‘Sizin yarınınız olsun diye, biz, bugünümüzü verdik!’
İkinci Dünya Savaşı’nda şehit olan İngiliz askerlerinin
mezarlığından...
Şimdi gelelim fasulyeden işlere;
Bendeniz burada mütevazi bir şekilde üç beş tarih okuyucusundan
oluşan bir grupla sohbet etmek için bir şeyler karalıyorum. Ama arada sırada
güncel bir şeylerden de dem vurmak gerekiyor.
Bilirsiniz tavuk çok zeki bir yaratık sayılmaz, inci ile
darı arasındaki farkı bilemez ikisini de yer. Onun için Egeliler ‘Darı
pazarında inci satılmaz!’ derler.
Bütün idrak kapasitesi işte bu farkı anlayamayacak kadar
olan birilerine geçen günlerde bir çağrı yollamıştım. Yerel basının önemli bir
rengi de misafir makale yazarlarından geliyor, hatta bazı gazetelerde profesyonel
kadronun bile üstüne çıkan sayıları var. E haliyle de katkıları inkar edilemez.

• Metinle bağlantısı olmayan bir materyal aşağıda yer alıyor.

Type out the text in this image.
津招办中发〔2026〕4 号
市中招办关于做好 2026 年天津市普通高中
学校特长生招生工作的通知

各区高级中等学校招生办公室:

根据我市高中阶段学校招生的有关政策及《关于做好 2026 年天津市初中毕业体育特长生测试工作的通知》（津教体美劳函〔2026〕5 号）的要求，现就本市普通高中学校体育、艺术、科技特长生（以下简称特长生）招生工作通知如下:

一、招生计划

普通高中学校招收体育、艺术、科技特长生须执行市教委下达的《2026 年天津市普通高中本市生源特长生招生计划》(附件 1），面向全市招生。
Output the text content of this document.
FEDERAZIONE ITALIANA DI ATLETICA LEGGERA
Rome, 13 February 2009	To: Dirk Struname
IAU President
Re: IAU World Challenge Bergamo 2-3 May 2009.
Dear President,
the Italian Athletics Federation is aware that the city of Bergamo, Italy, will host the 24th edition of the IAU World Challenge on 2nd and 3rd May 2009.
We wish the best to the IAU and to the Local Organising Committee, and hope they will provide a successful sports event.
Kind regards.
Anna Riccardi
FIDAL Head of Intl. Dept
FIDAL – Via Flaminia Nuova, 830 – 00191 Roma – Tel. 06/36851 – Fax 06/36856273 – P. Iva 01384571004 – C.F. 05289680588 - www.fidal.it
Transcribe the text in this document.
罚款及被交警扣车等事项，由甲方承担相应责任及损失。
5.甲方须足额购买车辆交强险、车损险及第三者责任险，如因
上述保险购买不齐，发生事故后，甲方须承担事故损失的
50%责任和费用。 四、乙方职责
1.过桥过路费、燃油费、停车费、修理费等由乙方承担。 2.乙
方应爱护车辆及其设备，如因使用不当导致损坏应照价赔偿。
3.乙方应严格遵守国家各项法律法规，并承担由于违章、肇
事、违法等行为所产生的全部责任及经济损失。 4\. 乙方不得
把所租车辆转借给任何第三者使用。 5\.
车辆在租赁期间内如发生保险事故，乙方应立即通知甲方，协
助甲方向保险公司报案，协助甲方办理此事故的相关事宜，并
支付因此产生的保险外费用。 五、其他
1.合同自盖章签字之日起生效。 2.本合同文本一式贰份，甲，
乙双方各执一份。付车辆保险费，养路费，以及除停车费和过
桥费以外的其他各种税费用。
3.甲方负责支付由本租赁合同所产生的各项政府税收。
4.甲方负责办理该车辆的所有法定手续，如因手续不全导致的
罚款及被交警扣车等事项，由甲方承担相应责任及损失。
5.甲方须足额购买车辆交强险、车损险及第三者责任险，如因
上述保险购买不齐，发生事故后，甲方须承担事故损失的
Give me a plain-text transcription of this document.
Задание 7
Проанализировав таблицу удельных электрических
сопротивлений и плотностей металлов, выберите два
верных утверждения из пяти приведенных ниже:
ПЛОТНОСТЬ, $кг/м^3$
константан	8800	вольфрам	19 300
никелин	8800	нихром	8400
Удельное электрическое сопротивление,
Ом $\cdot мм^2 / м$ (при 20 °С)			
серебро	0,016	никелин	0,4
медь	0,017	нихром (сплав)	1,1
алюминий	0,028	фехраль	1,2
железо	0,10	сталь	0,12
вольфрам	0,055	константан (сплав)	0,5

Ama bu konukların çoğu sosyal demokrat olduğundan birbirlerinin yazılarını
okumazlar (her şeyi en iyi bir ben bilirim tipik bir sosyal demokrat
davranışıdır da.) Dolayısıyla da bu çağrı onların cephesinde bile ses
getirmedi.
Ne demiştik?
Bu misafir kalemler bir şekilde hatırlanmaz mı, mesela AGC
diye bir teşkilat var, onlar geleneksel günlerine davet etseler, falan...
Hepsi bu…
Adam gibi bir kurum veya temsilcisi bir yanıt verir değil
mi?
Verilir.
Ha ama işte yukardaki tavuk zekalı biri veya birileri derse
ki ‘Okumuş gibi yapmayalım, ne yazıyor ki, kaç kişi okuyor ki diye girdap
yapalım unutulur gider.’
En iyisi bunları Teslime Tosun Hanım’a havale etmek gerekir,
bir tek o haklarından geliyor…
Rus İç Savaşı ve Devrimi haftaya kaldı artık.